The Theosophical Forum – February 1941

ANCIENT MYTHS AND SYMBOLS — Ginevra Munson

The wisest among early mankind, in order to hand down their knowledge for future generations of those aspiring to higher things, imbodied their store of wisdom in myths and symbols. The keys to these symbols were kept secret from the uninitiated, hidden in caves and vaults and secret crypts.

The Tree-Myths were the most popular for explaining how the spirit of Life descended into physical matter. We find the Aswattha Tree of the Hindus, "whose roots grow above and its branches below, and the leaves of which are the Vedas." And there is the Yggdrasil of the Scandinavians, the eternal sacred tree; the Zampun of the Tibetans; Gogard, the sacred Tree of the Avesta, the Persian sacred scripture. In ancient Egypt the initiates into the Mysteries were even called "trees."

In the Eddas is described how "the first root of the Yggdrasil ran under the fountain of Life, the second root was under the well of Wit and Wisdom, the third reached into heaven."

The ancient Akkadians represented a tree in the Garden of Eden: "it grew in the center of the earth, its roots went down into the watery deeps, where the god of wisdom had his seat; it became green and teemed with fertility; its leaves formed the couch of the primeval mother. Into the heart of its holy house hath no man entered. There is the home of the mighty mother who passes across the sky," wrote an ancient scribe.

It is the most beautiful of all myths, the Universal-Tree! It was beneath the sacred Bodhi Tree that Gautama attained to Buddhahood in spite of all the tempters that assailed him. Here he overcame all the powers of darkness by his own enlightenment and his love for all mankind.

Then there are other symbols. The bird, the dragon, the serpent, the fish, the crocodile, all were much used in esoteric teaching.

The American Indian myths and symbols were all drawn from the forces of nature and the elements of water, fire, air, and earth.

The clouds, winds, rain and lightning were all thought of among them as agents of the Great Spirit. The four winds were identified with the four cardinal points, north, south, east and west. The four ancestors of the human race were supposed to come from the four winds. Michabo of the Algonquin tribe was their highest deity, called Light or the Dawn, the Sun in the East. The peoples of South America, the Peruvians, the ancient Toltecs and Incas had their God of Light who came from the East.

All the American tribes of both continents had their flood myths, in striking similitude with the religious records of all nations in which cosmic and terrestrial events are recorded. And this fact in itself seems conclusive proof that the Ancient Wisdom was the heritage of, and was known to, all primitive races of mankind from pole to pole.

The myth of the golden Egg laid by the Swan of Eternity, Kala-hansa, tells the story of the origin of universes and all forms of life within them, born of the invisible essence that is within every atom of space. And there are more elaborate series of symbols which tell the full story of evolution.
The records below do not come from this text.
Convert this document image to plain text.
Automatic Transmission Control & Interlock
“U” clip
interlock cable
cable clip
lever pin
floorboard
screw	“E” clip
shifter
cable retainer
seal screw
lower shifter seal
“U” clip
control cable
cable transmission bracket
H. P. Blavatsky, in I sis Unveiled, (I, 348) describes a picture telling of the doctrine of the cycles, which covers "a whole inner wall of a subterranean temple in the neighborhood of a great Buddhistic pagoda, . . ." To quote in full:

Imagine a given point in space as the primordial one; then with compasses draw a circle around this point; where the beginning and the end unite together, emanation and reabsorption meet. The circle itself is composed of innumerable smaller circles, like the rings of a bracelet, and each of these minor rings forms the belt of the goddess which represents that sphere. As the curve of the arc approaches the ultimate point of the semi-circle — the nadir of the grand cycle — at which is placed our planet by the mystical pointer, the face of each successive goddess becomes more dark and hideous than European imagination is able to conceive. Every belt is covered with the representations of plants, animals, and human beings, belonging to the fauna, flora, and anthropology of that particular sphere. There is a certain distance between each of the spheres, purposely marked; for, after the accomplishment of the circles through various transmigrations, the soul is allowed a time of temporary nirvana, during which space of time the atma loses all remembrance of past sorrows. The intermediate ethereal space is filled with strange beings. Those between the highest ether and the earth below are the creatures of a "middle nature"; nature-spirits, or, as the kabalists term it sometimes, the elementary.

This, picture is either a copy of the one described to posterity by Berosus. the priest of the temple of Belus, at Babylon, or the original. We leave it to the shrewdness of the modern archaeologist to decide.

This is a wonderful symbolic picture and quite in agreement with the Secret Doctrine teaching about the formation of the earth and its inhabitants in evolutionary development.